Hay algunos periodistas/comediantes que han hecho carrera en esa especialidad. Algunos de ellos, sin otros talentos, son enviados a los más grandes eventos del mundo para que hagan notas a miembros del público, con quienes compiten para ver quién es más ocurrente. Este método permite eludir el peligro de enganchar a algún jugador sin sentido del humor y que tenga la intención de escaparse de la nota. También sirve para evitar tener que transitar barreras idiomáticas: sólo es necesario buscar a alguien que no entienda el idioma que habla, decirle cosas ofensivas y extraer de ese modo la gracia de una situación que, sin su tarea, no la tendría. Otros periodistas/comediantes menos experimentados, para evitar la humillación de tener que conformarse con entrevistar al público, se ven obligados a utilizar el poco sutil recurso de agarrar a los jugadores de un brazo.

Anexo: Los poetas

Un grupo aledaño al de los comediantes es el de los poetas. Son los que alguien les puso la idea en la cabeza de que son maestros de las palabras, y siempre creen que nunca se le ocurrió a nadie lo que ellos pensaron. Están persuadidos de que son el fruto del amor de Borges y Bioy. Son los que, si Gimnasia le gana a Boca, titulan “en la Boca del Lobo”, y se sorprenden porque aún no recibieron el Nobel de literatura.

Pero no se quedan ahí. Algunos tienen la intención de ser profundos y elaboran largas elucubraciones en las que, ellos piensan, hacen lucir su ingenio. En general son colecciones de lugares comunes que cubren el tiempo/espacio requerido sin lograr disimular lo que resulta notorio: el autor no tiene nada para decir.

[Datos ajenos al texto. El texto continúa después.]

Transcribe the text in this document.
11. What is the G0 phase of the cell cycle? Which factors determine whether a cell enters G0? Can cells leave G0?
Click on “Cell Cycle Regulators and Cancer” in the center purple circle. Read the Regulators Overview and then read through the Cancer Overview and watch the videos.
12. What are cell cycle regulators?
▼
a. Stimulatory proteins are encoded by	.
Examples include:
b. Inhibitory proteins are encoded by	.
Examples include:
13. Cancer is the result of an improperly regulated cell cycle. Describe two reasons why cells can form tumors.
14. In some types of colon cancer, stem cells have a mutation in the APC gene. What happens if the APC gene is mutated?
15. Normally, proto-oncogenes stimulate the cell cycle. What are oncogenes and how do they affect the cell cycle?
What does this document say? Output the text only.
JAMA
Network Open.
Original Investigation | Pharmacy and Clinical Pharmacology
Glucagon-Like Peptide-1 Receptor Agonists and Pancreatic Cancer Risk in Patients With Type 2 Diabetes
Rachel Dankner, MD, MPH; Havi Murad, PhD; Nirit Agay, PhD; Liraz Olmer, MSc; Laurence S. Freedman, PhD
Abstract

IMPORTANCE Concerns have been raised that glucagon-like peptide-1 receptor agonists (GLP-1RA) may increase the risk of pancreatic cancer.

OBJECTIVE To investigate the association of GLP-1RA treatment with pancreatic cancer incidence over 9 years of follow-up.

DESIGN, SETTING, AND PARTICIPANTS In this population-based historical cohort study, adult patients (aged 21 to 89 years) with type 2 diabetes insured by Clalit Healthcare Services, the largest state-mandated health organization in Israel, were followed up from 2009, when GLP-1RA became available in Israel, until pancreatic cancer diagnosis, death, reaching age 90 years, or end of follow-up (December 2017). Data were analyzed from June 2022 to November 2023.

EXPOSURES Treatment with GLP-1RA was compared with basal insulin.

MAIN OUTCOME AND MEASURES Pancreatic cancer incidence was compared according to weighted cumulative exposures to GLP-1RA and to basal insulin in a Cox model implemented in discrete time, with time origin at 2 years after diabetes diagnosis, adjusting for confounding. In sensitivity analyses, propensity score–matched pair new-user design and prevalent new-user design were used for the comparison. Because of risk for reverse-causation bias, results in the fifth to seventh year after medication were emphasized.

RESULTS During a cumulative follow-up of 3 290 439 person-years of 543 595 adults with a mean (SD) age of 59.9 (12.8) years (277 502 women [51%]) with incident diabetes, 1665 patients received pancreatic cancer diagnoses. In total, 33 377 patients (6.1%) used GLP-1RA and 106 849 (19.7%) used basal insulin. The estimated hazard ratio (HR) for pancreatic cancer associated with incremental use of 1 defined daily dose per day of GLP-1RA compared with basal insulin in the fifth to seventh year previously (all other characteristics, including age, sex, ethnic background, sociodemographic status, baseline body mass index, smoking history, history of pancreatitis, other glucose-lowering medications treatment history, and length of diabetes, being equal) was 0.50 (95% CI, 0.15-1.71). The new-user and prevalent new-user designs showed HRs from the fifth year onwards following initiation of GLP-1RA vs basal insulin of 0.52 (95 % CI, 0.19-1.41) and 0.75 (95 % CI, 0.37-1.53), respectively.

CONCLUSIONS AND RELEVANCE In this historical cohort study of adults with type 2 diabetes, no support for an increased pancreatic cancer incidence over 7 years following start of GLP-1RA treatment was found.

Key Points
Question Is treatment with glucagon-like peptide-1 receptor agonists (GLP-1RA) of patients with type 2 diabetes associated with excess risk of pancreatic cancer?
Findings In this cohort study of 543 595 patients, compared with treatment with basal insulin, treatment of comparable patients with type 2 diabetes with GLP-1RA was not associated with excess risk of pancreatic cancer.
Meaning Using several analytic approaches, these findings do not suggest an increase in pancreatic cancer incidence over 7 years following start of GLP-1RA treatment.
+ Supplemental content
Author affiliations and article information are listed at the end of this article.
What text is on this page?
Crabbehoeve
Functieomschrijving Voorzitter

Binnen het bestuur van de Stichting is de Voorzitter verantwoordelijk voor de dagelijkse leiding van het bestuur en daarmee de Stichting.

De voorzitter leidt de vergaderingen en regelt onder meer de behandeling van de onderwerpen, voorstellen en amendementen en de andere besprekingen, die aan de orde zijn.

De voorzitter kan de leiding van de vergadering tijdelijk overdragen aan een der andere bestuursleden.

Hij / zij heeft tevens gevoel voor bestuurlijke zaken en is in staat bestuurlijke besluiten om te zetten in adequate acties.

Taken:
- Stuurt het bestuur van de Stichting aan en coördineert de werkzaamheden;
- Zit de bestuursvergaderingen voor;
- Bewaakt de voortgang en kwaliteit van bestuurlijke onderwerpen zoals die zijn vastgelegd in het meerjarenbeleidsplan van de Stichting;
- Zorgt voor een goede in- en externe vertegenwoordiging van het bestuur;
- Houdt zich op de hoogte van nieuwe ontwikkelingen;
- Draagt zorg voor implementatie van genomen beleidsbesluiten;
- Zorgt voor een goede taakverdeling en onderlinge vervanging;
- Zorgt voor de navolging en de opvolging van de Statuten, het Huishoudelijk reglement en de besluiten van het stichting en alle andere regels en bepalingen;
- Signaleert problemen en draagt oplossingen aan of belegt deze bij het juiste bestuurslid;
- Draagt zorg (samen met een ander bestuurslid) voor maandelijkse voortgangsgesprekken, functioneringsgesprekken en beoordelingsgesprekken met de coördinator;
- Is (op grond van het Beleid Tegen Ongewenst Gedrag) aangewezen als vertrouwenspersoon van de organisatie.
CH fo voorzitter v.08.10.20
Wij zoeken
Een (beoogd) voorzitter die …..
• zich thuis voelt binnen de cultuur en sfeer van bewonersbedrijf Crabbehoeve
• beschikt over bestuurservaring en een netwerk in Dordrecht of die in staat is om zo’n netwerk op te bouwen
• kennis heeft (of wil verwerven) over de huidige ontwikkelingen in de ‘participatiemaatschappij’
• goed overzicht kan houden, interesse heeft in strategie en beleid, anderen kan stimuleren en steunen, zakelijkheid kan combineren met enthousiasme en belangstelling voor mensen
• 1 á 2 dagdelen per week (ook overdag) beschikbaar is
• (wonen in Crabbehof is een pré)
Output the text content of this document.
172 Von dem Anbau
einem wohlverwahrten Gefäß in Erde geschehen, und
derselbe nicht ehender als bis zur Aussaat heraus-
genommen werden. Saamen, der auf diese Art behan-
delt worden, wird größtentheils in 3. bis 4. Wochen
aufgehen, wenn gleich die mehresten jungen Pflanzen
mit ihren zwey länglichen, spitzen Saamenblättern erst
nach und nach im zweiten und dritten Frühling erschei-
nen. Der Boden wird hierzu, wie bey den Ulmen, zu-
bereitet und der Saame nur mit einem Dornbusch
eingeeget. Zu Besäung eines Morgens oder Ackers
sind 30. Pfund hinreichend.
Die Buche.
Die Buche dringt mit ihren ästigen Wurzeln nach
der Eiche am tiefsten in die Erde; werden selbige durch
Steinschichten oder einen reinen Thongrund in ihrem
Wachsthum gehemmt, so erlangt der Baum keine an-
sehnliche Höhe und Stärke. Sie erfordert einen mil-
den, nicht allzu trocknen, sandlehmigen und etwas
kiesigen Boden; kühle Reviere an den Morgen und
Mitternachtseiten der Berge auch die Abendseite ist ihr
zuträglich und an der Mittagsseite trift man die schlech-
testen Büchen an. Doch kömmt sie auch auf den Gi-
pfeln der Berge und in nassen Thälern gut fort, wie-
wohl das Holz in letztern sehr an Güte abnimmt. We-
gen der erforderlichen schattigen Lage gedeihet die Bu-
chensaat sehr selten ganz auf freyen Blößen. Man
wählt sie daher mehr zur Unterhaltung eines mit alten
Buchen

Muchos de ellos tratan de comparar al fútbol con las bellas artes, porque tienen la idea de que el deporte es una actividad inferior, aunque están al tanto de que forma parte de la cultura. Creen que saber de fútbol no es suficiente para ser una persona completa, y por eso tienen la intención de ilustrar al público con sus conocimientos de filosofía, pintura, ballet, música clásica (de la cual tienen la idea de que es la única que realmente vale la pena a pesar de que nunca la escuchan), cine francés y teatro. No suelen concurrir a museos ni otros foros artísticos, prefieren quedarse mirando fútbol. Pero tienen culpa, y tratan de liberarse de ella con la fusión de la poesía y el periodismo deportivo.